Just like results of a DNA test could disrupt a person’s understanding of their family tree, an apple can also be subject to surprising revelations about its ancestry. This was the case for one of the most commercially successful apples on the market today, the Honeycrisp. In 2005, it was discovered that Honeycrisp’s parents were not who we thought they were.
To make sense of how this happened it is important to understand how new apple cultivars are created in the first place. Apple trees cannot fertilize their own flowers, instead pollen must be exchanged between the flowers of different trees for an apple to develop. Apple breeders do the job of what in nature is usually left to the bees, they intentionally place pollen from one tree onto another through what is called a controlled cross. In doing so apple breeders aim to combine the genetics, and thus the properties, of two parental cultivars into one.

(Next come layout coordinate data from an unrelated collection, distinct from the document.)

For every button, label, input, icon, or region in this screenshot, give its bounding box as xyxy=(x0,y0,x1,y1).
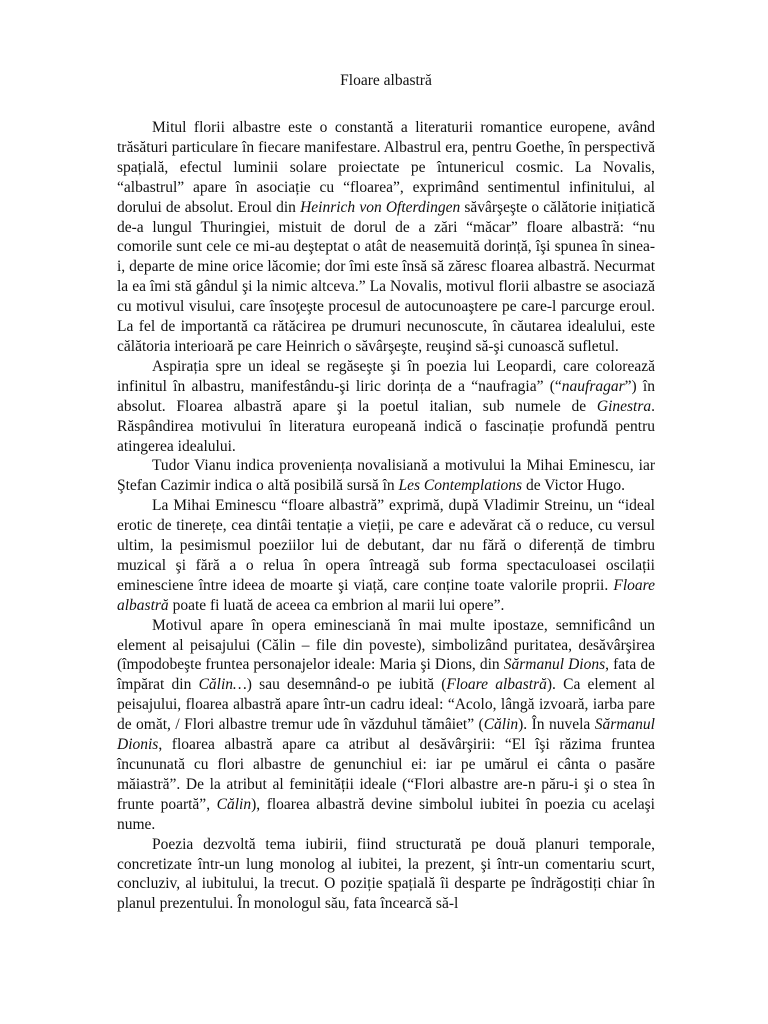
text-run: Aspirația spre un ideal se regăseşte şi în poezia lui Leopardi, care colorează infinitul în albastru, manifestându-şi liric dorința de a “naufragia” (“ xyxy=(117,357,655,395)
text-run: Poezia dezvoltă tema iubirii, fiind structurată pe două planuri temporale, concretizate într-un lung monolog al iubitei, la prezent, şi într-un comentariu scurt, concluziv, al iubitului, la trecut. O poziție spațială îi desparte pe îndrăgostiți chiar în planul prezentului. În monologul său, fata încearcă să-l xyxy=(117,835,655,913)
text-run: ). Ca element al peisajului, floarea albastră apare într-un cadru ideal: “Acolo, lângă izvoară, iarba pare de omăt, / Flori albastre tremur ude în văzduhul tămâiet” ( xyxy=(117,676,655,734)
italic-text: Sărmanul Dionis xyxy=(117,716,655,754)
paragraph xyxy=(117,616,655,835)
text-run: Tudor Vianu indica proveniența novalisiană a motivului la Mihai Eminescu, iar Ştefan Cazimir indica o altă posibilă sursă în xyxy=(117,457,655,495)
text-run: ) sau desemnând-o pe iubită ( xyxy=(246,676,447,694)
paragraph xyxy=(117,456,655,496)
text-run: săvârşeşte o călătorie inițiatică de-a lungul Thuringiei, mistuit de dorul de a zări “măcar” floare albastră: “nu comorile sunt cele ce mi-au deşteptat o atât de neasemuită dorință, îşi spunea în sinea-i, departe de mine orice lăcomie; dor îmi este însă să zăresc floarea albastră. Necurmat la ea îmi stă gândul şi la nimic altceva.” La Novalis, motivul florii albastre se asociază cu motivul visului, care însoţeşte procesul de autocunoaştere pe care-l parcurge eroul. La fel de importantă ca rătăcirea pe drumuri necunoscute, în căutarea idealului, este călătoria interioară pe care Heinrich o săvârşeşte, reuşind să-şi cunoască sufletul. xyxy=(117,198,655,355)
italic-text: Călin… xyxy=(198,676,247,694)
italic-text: Heinrich von Ofterdingen xyxy=(300,198,461,216)
italic-text: Călin xyxy=(216,795,252,813)
paragraph xyxy=(117,357,655,457)
text-run: poate fi luată de aceea ca embrion al marii lui opere”. xyxy=(168,596,505,614)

Controlled crosses are usually done in the hopes of creating an apple that has better flavour, texture, or growing habits. Apple breeders keep careful records of what cultivars they cross with one another so that the pedigrees of apples can be tracked. It was likely a mix up in the handling of seeds that led to Honeycrisp being incorrectly recorded as the offspring of the cultivars ‘Macoun’ and ‘Honeygold’.
Fortunately, genomics is able to provide clarity to situations muddled by human error. In 2005, a genetic study revealed that ‘Macoun’ and ‘Honeygold’ were not responsible for the creation of Honeycrisp. It took 12 more years before another genetic study uncovered that Honeycrisp’s true parents were ‘Keepsake’ and an unnamed apple tree referred to as ‘MN1627’. What is interesting about this discovery is that the true parents of Honeycrisp are relatively unassuming since they never became successful commercial cultivars. In fact, ‘MN1627’ no longer exists because it was deemed unpromising and therefore removed from the orchard in Minnesota where it was being grown. When making new crosses, apple breeders tend to reuse a small number of cultivars in hopes of replicating what has already been successful. Dalhousie researcher Dr. Zoë Migicovsky shows in her recently published paper that all but one of the top eight apple cultivars produced in the United States are closely related to one another. Therefore, not only are a small number of cultivars being used over and over again in breeding, but the cultivars tend to be closely related. The exception is Honeycrisp and although it is not directly related to any of the other top eight cultivars it has managed to carve out a substantial place for itself on the grocery store shelf.
Just like Honeycrisp’s pedigree sets it apart from the other top eight cultivars, you can tell from the first bite that Honeycrisp tastes different. Honeycrisp is exceptionally crisp and stays that way for extended periods in storage. Consumers are therefore willing to pay three times the regular price of an apple for a Honeycrisp. Honeycrisp’s success has been nothing short of a game changer for the Nova Scotia apple industry, allowing farmers to once again profit from apple farming. Honeycrisp’s unassuming parentage makes a case for harnessing diverse apple cultivars to breed new apples with novel and exceptional characteristics. As we think about what the next industry-changing cultivar will be, Honeycrisp is an important reminder that a lot can be gained by trying something new.